A new government bill should lead to streaming services having to meet strict quotas on providing programmes with audio description, subtitles and audio description for the first time, but disabled journalists say the legislation should do more to tackle inequality.
MPs this week debated the government’s media bill, which also includes a wide range of other measures on broadcasting and newspapers and appears to have broad cross-party support.
Among the measures proposed by the government are new quotas for the scores of streaming platforms regulated by the communications watchdog Ofcom, such as Disney+, Amazon Prime, catch-up services run by public service broadcasters such as Channel 4, and many smaller, lesser-known platforms.
This would mean they would each have to provide subtitles for 80 per cent of their programmes, while 10 per cent would have to include audio description and five per cent would need to be accompanied by British Sign Language (BSL) interpretation.
There are currently no laws that oblige on-demand platforms to provide these access services.
Ofcom reported in May that, of those regulated on-demand providers that responded to its survey, only 82.4 per cent provided subtitles on any of their programmes, 14.3 per cent provided BSL, and just 22.4 per cent offered any audio description.
Of those that did provide access services, 72 per cent of programming hours were subtitled in 2022 (up from 66 per cent in 2021), with 15 per cent of hours offering audio description (down from 17 per cent in 2021) and just two per cent of hours were provided with BSL (2.3 per cent compared with 2.0 per cent in 2021).
Campaigners have been waiting for years for the government to act on quotas.
It has had powers since 2017 through the Digital Economy Act to impose quotas on on-demand providers, but failed to use those powers. The new legislation would finally make quotas law.
The National Union of Journalists (NUJ) welcomed some of the measures, but it called on the government to go further.
Dr Natasha Hirst, NUJ president and disabled members’ representative, said: “Although there are some important improvements to access being proposed in this long overdue bill, they need to be more ambitious with this.
“This is the opportunity to get it right.
“Our disabled members’ council will be working through the union’s cross-party parliamentary group to reinforce points about the importance of access for achieving disability equality and accessibility on media platforms and streaming services.
“We are also flagging disability representation – both in front of and behind the camera – and we will call for the Ofcom code to apply to video-on-demand services to tackle discrimination against disabled people.”
Sir John Whittingdale, the media minister, told Disability News Service in a statement on Tuesday: “People who are blind, partially sighted or have hearing impairments, should be able to access their favourite TV and radio shows, no matter where or how they choose to tune in.
“Our media bill, being debated in parliament today, will modernise the UK’s decades-old broadcasting rules, requiring video-on-demand streaming giants to meet subtitling, audio description and signing requirements that traditional broadcasters already follow.

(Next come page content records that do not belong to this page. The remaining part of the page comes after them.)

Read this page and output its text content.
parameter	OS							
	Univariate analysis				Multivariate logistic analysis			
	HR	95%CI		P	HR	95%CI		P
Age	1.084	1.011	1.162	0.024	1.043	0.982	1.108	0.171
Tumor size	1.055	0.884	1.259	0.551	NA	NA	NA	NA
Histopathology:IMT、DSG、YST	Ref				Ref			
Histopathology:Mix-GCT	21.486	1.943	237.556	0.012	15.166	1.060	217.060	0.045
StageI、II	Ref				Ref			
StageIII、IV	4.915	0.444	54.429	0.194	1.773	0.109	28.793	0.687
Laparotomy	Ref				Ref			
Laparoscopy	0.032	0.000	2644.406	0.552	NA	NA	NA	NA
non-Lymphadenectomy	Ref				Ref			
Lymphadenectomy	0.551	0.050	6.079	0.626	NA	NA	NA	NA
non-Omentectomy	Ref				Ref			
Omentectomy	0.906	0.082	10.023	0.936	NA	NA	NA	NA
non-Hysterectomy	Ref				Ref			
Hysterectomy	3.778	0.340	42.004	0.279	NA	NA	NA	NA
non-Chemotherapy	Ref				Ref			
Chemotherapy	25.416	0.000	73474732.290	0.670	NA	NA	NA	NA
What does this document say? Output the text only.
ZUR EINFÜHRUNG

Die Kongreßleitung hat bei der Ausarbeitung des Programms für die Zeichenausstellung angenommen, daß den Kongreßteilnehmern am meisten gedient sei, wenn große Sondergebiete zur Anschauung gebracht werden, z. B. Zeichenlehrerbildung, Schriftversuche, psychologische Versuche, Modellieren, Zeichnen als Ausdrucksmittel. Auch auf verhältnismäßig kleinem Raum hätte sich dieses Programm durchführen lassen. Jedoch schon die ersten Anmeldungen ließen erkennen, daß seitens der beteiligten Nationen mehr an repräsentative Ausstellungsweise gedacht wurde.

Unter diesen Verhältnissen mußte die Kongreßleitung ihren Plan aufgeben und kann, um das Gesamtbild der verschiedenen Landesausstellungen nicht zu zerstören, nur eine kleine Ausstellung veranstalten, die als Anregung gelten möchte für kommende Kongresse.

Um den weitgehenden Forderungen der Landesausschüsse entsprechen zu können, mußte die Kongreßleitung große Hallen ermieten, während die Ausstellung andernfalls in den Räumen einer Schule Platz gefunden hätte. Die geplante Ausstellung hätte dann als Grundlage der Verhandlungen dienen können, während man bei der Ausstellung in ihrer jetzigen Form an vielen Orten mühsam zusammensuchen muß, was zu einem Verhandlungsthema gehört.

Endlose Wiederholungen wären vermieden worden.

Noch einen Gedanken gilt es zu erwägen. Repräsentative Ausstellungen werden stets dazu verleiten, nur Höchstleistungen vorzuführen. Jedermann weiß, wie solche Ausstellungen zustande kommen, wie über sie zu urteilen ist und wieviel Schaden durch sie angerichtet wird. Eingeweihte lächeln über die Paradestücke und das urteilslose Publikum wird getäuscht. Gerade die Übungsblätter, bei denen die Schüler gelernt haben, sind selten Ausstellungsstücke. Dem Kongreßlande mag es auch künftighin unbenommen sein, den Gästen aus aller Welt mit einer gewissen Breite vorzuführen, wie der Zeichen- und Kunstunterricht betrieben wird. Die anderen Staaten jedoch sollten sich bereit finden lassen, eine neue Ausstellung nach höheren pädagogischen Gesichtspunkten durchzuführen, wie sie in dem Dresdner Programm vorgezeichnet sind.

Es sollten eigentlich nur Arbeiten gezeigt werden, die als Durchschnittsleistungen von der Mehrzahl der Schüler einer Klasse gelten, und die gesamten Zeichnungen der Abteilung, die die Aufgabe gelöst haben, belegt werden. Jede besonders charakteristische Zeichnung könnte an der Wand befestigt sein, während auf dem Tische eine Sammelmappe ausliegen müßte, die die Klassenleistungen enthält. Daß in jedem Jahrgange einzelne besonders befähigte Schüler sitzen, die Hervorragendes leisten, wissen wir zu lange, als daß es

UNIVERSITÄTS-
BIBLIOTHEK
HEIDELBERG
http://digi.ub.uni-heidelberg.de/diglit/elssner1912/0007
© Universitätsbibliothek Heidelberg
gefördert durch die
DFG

“This means Britain’s estimated 12 million people with hearing impairments and 350,000 who are blind or partially sighted will be able to better enjoy world-class content on-demand.
“New rules in the bill will also secure the ongoing availability of licensed UK radio stations on voice-activated smart speakers, ensuring blind or partially sighted listeners can continue to easily tune in to British programming on their connected devices.”